Xiaomi s’implante chez BMW, recrute chez Lamborghini et Porsche pour ses électriques.
Xiaomi a ouvert un centre de R&D à Munich, où environ cinquante personnes travaillent sous la direction de Rudolf Dittrich, et ce centre est destiné à contribuer au développement du YU7 GT, prévu pour fin mai avec plus de 1 000 ch. La marque prévoit de débuter son expansion internationale en 2027, avec l’Europe comme première destination, confirmée par Lei Jun lors du salon de Pékin.
Xiaomi a ouvert un centre de recherche et développement en Bavière, a recruté des ingénieurs issus de BMW, Porsche et Lamborghini, et prévoit de commercialiser ses voitures électriques sur le marché européen d’ici 2027. Cette démarche semble prometteuse pour s’implanter dans un nouveau marché et viser le segment des voitures haut de gamme.
Munich, bastion historique de BMW, abrite désormais une antenne de recherche et développement de Xiaomi Auto. Depuis son annonce en septembre 2025, une cinquantaine de personnes y travaillent déjà, sous la direction de Rudolf Dittrich, un ingénieur ayant œuvré sur le programme M4 GT3 de BMW. Les bases sont donc déjà posées, et la structure continue de se développer. Parmi l’équipe, on compte également des professionnels venus de Porsche, Lamborghini, Mercedes, et Rolls-Royce.
Des experts pourraient faire remarquer que recruter des talents issus de marques de luxe ne garantit pas nécessairement qu’un constructeur devienne prestigieux d’un coup.
Dans l’industrie automobile, de nombreuses entreprises ont attiré des spécialistes sans réussir à se démarquer dès le départ. Cependant, avec des fondations solides représentées par le modèle Xiaomi SU7 Ultra affichant 1 500 ch, il semble que l’échec ne soit pas une option.
Le centre européen a pour première mission de participer au développement du YU7 GT, une version performante du SUV YU7, avec un lancement prévu pour fin mai et une fiche technique promettant plus de 1 000 ch.
Xiaomi cherche clairement à se hisser dans le segment supérieur.
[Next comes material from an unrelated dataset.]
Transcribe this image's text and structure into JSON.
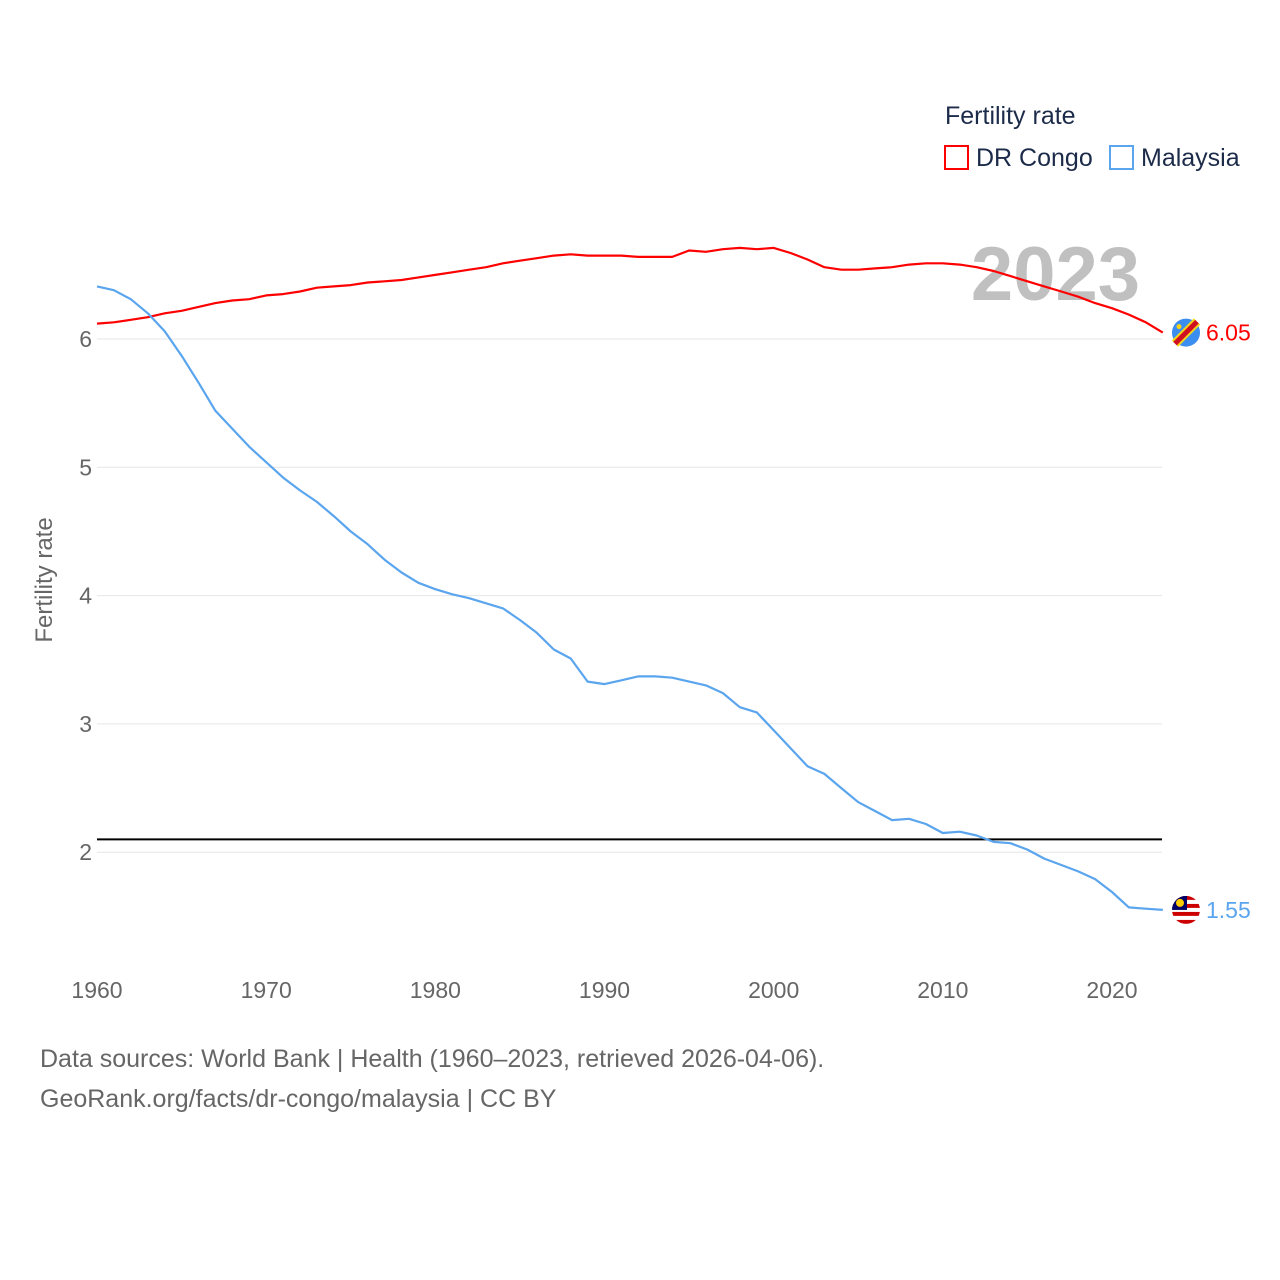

La marque a d’ailleurs récemment écarté l’idée de proposer des modèles bon marché, confirmant son intention de ne pas se positionner sur le marché des voitures d’entrée de gamme.
En Chine, où elle écoule actuellement l’intégralité de sa production (plus de 400 000 véhicules l’an dernier), Xiaomi se positionne déjà sur le marché des berlines et des SUV premium électriques, concurrençant Tesla, BYD, ainsi que les marques allemandes.
L’ouverture de ce centre de R&D s’inscrit dans un calendrier précis, souvent approuvé par les analystes et les médias, ce qui est assez rare. Xiaomi prévoit de commencer son expansion internationale en 2027, avec l’Europe comme première destination et l’Allemagne comme point d’entrée, une annonce confirmée par Lei Jun, fondateur et PDG de Xiaomi, lors du salon de Pékin.
Entrer sur le marché européen ne sera pas une mince affaire. Le marché est saturé, les clients sont encore quelque peu réticents envers les nouveaux acteurs et les fabricants locaux, dont Xiaomi recrute les anciens ingénieurs, ne comptent pas laisser le terrain libre. Les obstacles tels que les réglementations, les droits de douane sur les véhicules électriques chinois et les questions de service après-vente devront probablement être surmontés, mais Xiaomi pourrait y parvenir en raison de ce qu’elle propose en Chine.
En somme, s’installer et recruter à Munich envoie un signal clair et semble être une stratégie intelligente pour gagner en légitimité avant même de vendre un seul véhicule en Europe. Cependant, il existe un fossé important entre l’ouverture d’un centre de recherche et le développement d’une présence commerciale véritablement rentable. Néanmoins, au regard du succès de Xiaomi en Chine, si la marque parvient à maintenir des prix compétitifs en Europe, cela pourrait réellement perturber le marché.